Tag Archives: Friday Finds

Friday Finds: The Pull of the Moon

Friday Finds is hosted by Should Be Reading. Here’s my one find:

The Pull of the Moon by Elizabeth Berg

Here’s the blurb from Barnes and Noble:

Uncomfortable with the fit of her life, now that she’s in the middle of it, Nan gets into her car and just goes—driving across the country on back roads, following the moon; and stopping to talk to people. Through conversations with women, men, with her husband through letters, and with herself through her diary, Nan confronts topics long overdue for her attention. She writes to her husband and says things she’s never admitted before; and she discovers how the fabric of her life can be reshaped into a more authentic creation.

Look everyone!! It’s not a dark and depressing cover! I’ve broken a four month cycle of darkness. Okay, well…she does run away from home and I’ve been reading a lot of those books lately too (4 in the past 4 months) but I’m not sure what that means.

I saw this one on NPR and it’s actually been out for a really long time but I’ve never read a Berg novel. I really enjoy stories about self-discovery. Has anyone read it?

Friday Finds: Dark Places

Friday Finds is hosted by Should Be Reading. Here’s my one find:



Dark Places
by Gillian Flynn

Here’s the blurb from Barnes & Noble:

“I have a meanness inside me, real as an organ.” Libby Day was seven when her mother and two sisters were murdered in “The Satan Sacrifice of Kinnakee, Kansas.” As her family lay dying, little Libby fled their tiny farmhouse into the freezing January snow. She lost some fingers and toes, but she survived–and famously testified that her fifteen-year-old brother, Ben, was the killer. Twenty-five years later, Ben sits in prison, and troubled Libby lives off the dregs of a trust created by well-wishers who’ve long forgotten her.

The Kill Club is a macabre secret society obsessed with notorious crimes. When they locate Libby and pump her for details–proof they hope may free Ben–Libby hatches a plan to profit off her tragic history. For a fee, she’ll reconnect with the players from that night and report her findings to the club . . . and maybe she’ll admit her testimony wasn’t so solid after all. As Libby’s search takes her from shabby Missouri strip clubs to abandoned Oklahoma tourist towns, the narrative flashes back to January 2, 1985.

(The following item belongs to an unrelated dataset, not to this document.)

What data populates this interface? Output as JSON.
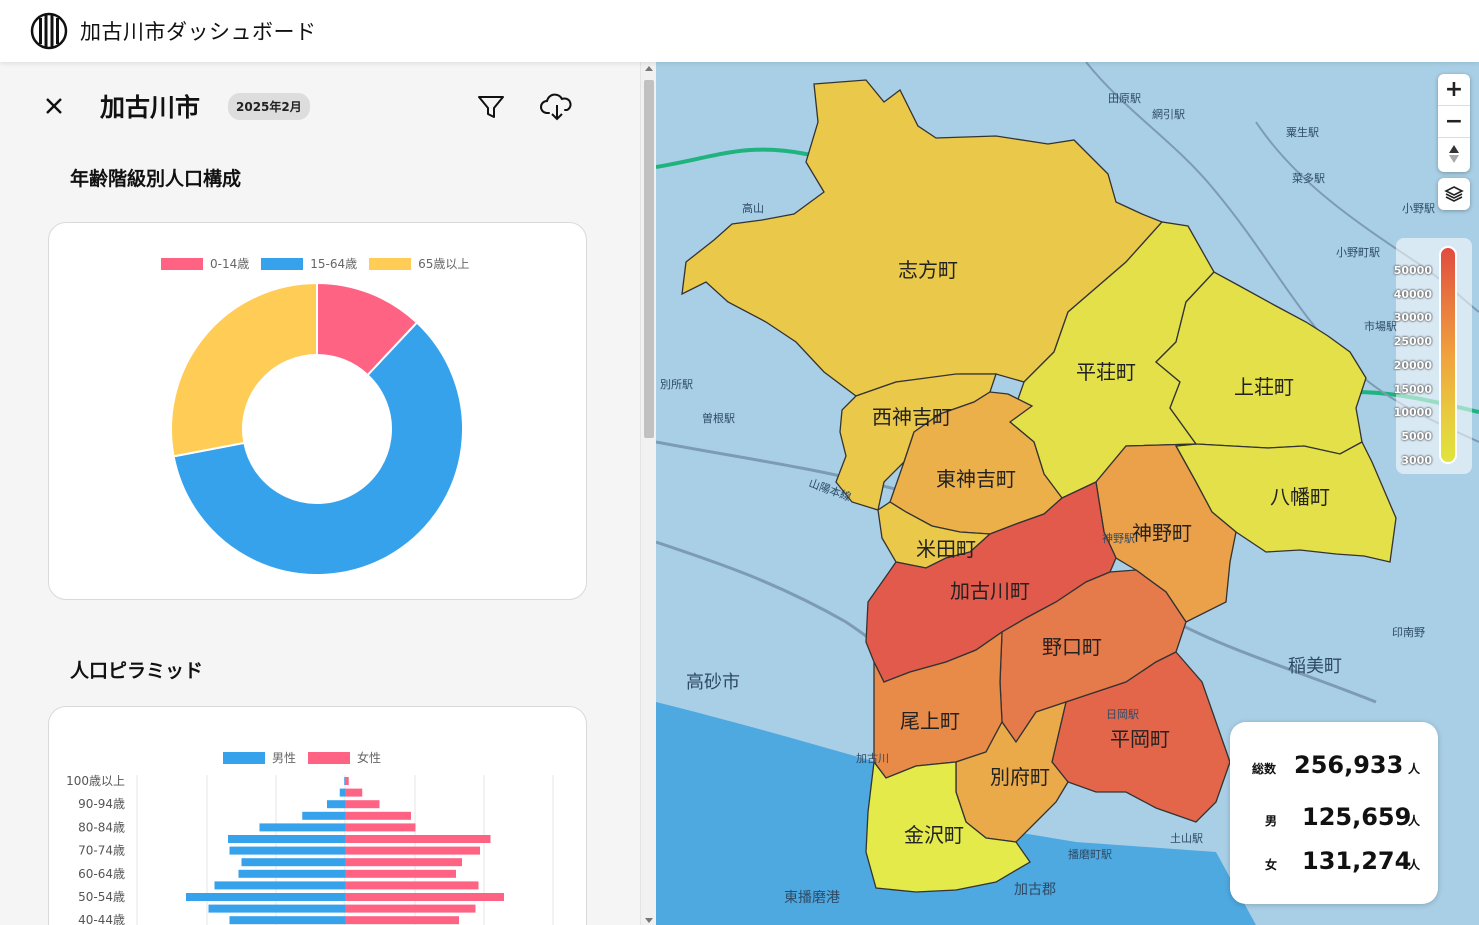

The events of that day are relayed through the eyes of Libby’s doomed family members–including Ben, a loner whose rage over his shiftless father and their failing farm have driven him into a disturbing friendship with the new girl in town. Piece by piece, the unimaginable truth emerges, and Libby finds herself right back where she started–on the run from a killer.

This one sounds like a real page turner. I wonder when I will be able to read it.

Sigh.

Slowly catching up. Two more reviews that I’ve committed to and I’m good.